What Jellyfin Can Do
Out of the box, Jellyfin handles:
- Movies and TV shows with automatic metadata, artwork, and subtitle fetching
- Music libraries with album art and artist info
- Live TV and DVR via HDHomeRun or other tuners
- Books and comics (basic reader)
- Hardware transcoding using Intel Quick Sync, NVIDIA NVENC, or VA-API
- Multiple user profiles with parental controls
- Offline sync (via some clients)
The web interface runs in your browser, and native clients exist for Android, iOS, Android TV, Fire TV, Roku, and more.
Self-Hosting Jellyfin: What You Need
Server requirements
Jellyfin's requirements depend heavily on whether you transcode media:
- Direct play only (clients support your media formats): Almost any hardware works. A Raspberry Pi 4 can handle multiple streams.

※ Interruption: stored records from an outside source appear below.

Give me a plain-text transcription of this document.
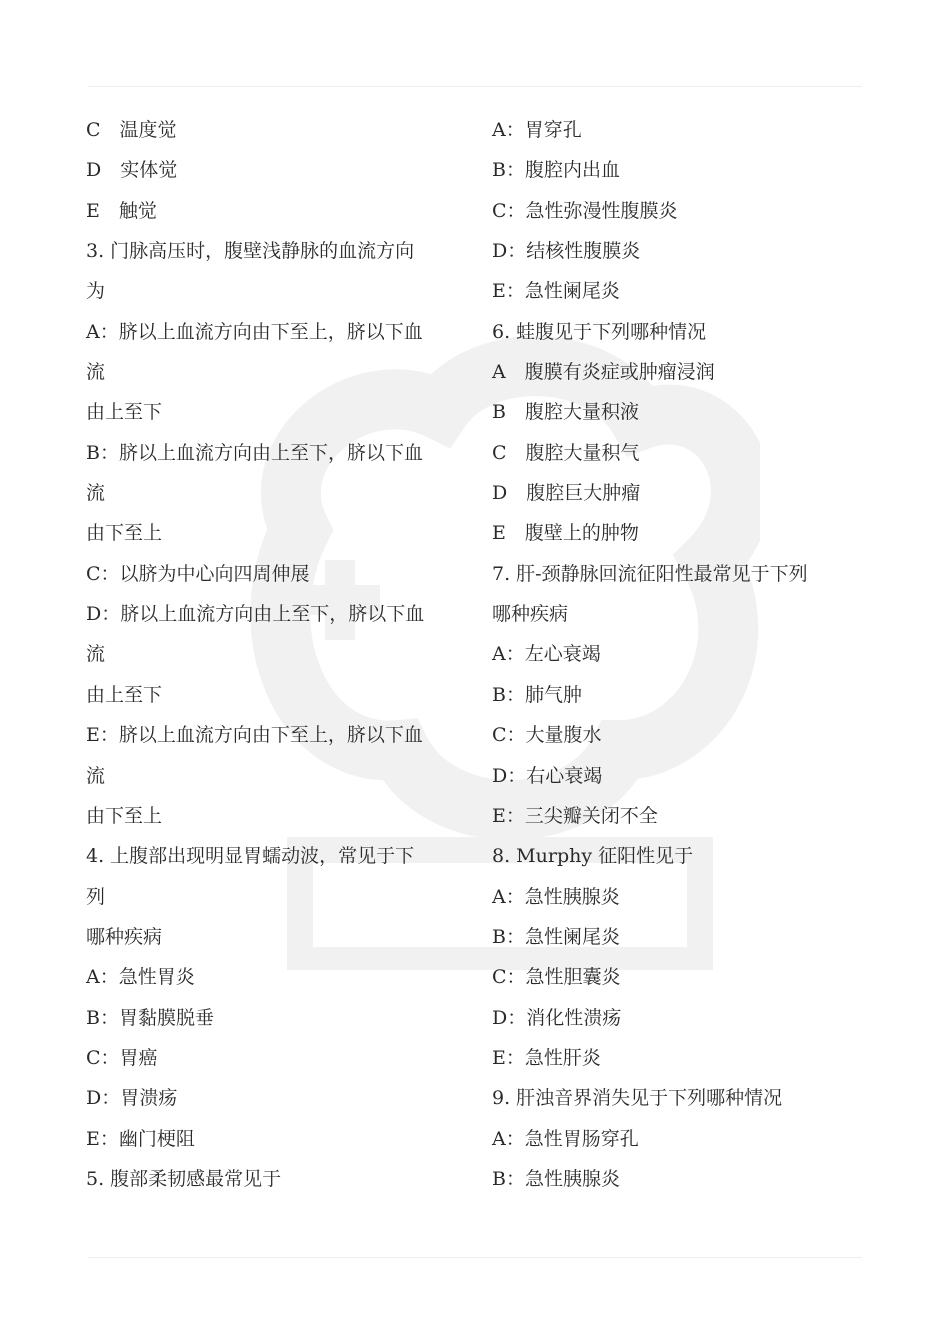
C　温度觉
D　实体觉
E　触觉
3. 门脉高压时，腹壁浅静脉的血流方向
为
A：脐以上血流方向由下至上，脐以下血
流
由上至下
B：脐以上血流方向由上至下，脐以下血
流
由下至上
C：以脐为中心向四周伸展
D：脐以上血流方向由上至下，脐以下血
流
由上至下
E：脐以上血流方向由下至上，脐以下血
流
由下至上
4. 上腹部出现明显胃蠕动波，常见于下
列
哪种疾病
A：急性胃炎
B：胃黏膜脱垂
C：胃癌
D：胃溃疡
E：幽门梗阻
5. 腹部柔韧感最常见于
A：胃穿孔
B：腹腔内出血
C：急性弥漫性腹膜炎
D：结核性腹膜炎
E：急性阑尾炎
6. 蛙腹见于下列哪种情况
A　腹膜有炎症或肿瘤浸润
B　腹腔大量积液
C　腹腔大量积气
D　腹腔巨大肿瘤
E　腹壁上的肿物
7. 肝-颈静脉回流征阳性最常见于下列
哪种疾病
A：左心衰竭
B：肺气肿
C：大量腹水
D：右心衰竭
E：三尖瓣关闭不全
8. Murphy 征阳性见于
A：急性胰腺炎
B：急性阑尾炎
C：急性胆囊炎
D：消化性溃疡
E：急性肝炎
9. 肝浊音界消失见于下列哪种情况
A：急性胃肠穿孔
B：急性胰腺炎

- Transcoding: You need either a modern Intel CPU with Quick Sync (any 7th gen or newer) or an NVIDIA GPU. A basic Intel NUC works well.
- Storage: This is the big one. Media libraries grow fast. Plan for at least 2-4 TB if you have a moderate collection.
Docker Compose setup
services:
jellyfin:
image: jellyfin/jellyfin:latest
container_name: jellyfin
ports:
- "8096:8096"
volumes:
- ./config:/config
- ./cache:/cache
- /path/to/media:/media:ro
devices:
- /dev/dri:/dev/dri # Intel Quick Sync
restart: unless-stopped
docker compose up -d
Open http://your-server:8096 and follow the setup wizard. That's it.
Enabling hardware transcoding
If you have an Intel CPU with Quick Sync:
- Make sure the
/dev/dridevice is passed through (shown in the compose file above) - In Jellyfin dashboard, go to Playback → Transcoding
- Select Video Acceleration API (VA-API) or Intel Quick Sync (QSV)
- Enable the codecs your hardware supports (H.264 and HEVC at minimum)
For NVIDIA GPUs, you'll need to install the NVIDIA Container Toolkit and pass through the GPU instead of /dev/dri.
Remote access
Unlike Plex, Jellyfin doesn't have a relay service. For remote access, you need:
- A reverse proxy (Caddy, nginx, or Traefik)
- A domain or dynamic DNS pointing to your home IP
- Port forwarding on your router (or a Cloudflare Tunnel / WireGuard VPN)
Example Caddy configuration:
jellyfin.yourdomain.com {
reverse_proxy localhost:8096
}
This gives you HTTPS automatically via Let's Encrypt.
Organizing Your Media Library
Jellyfin uses folder structure and file naming to identify content. Follow this convention:
/media/
movies/
The Matrix (1999)/
The Matrix (1999).mkv
Inception (2010)/
Inception (2010).mkv
tv/
Breaking Bad (2008)/
Season 01/
Breaking Bad - S01E01 - Pilot.mkv
music/
Artist Name/
Album Name (Year)/
01 - Track Title.flac
If your files are named this way, Jellyfin will automatically fetch metadata, artwork, descriptions, and ratings from TMDb and MusicBrainz.
The Honest Trade-offs
Jellyfin is great if:
- You value open source software and data ownership
- You want free hardware transcoding
- You primarily watch at home or have networking knowledge for remote access
- You don't want to create an account with anyone
Jellyfin is not ideal if:
- You want effortless remote sharing with non-technical people
- Music is your primary use case and you want the best experience
- You want a guaranteed, commercially supported product
Bottom line: For most self-hosters, Jellyfin is the clear choice. It does everything Plex does for media playback, without the account requirement, telemetry, or paywalled features. The main gap is remote access convenience, which is solvable if you're willing to set up a reverse proxy.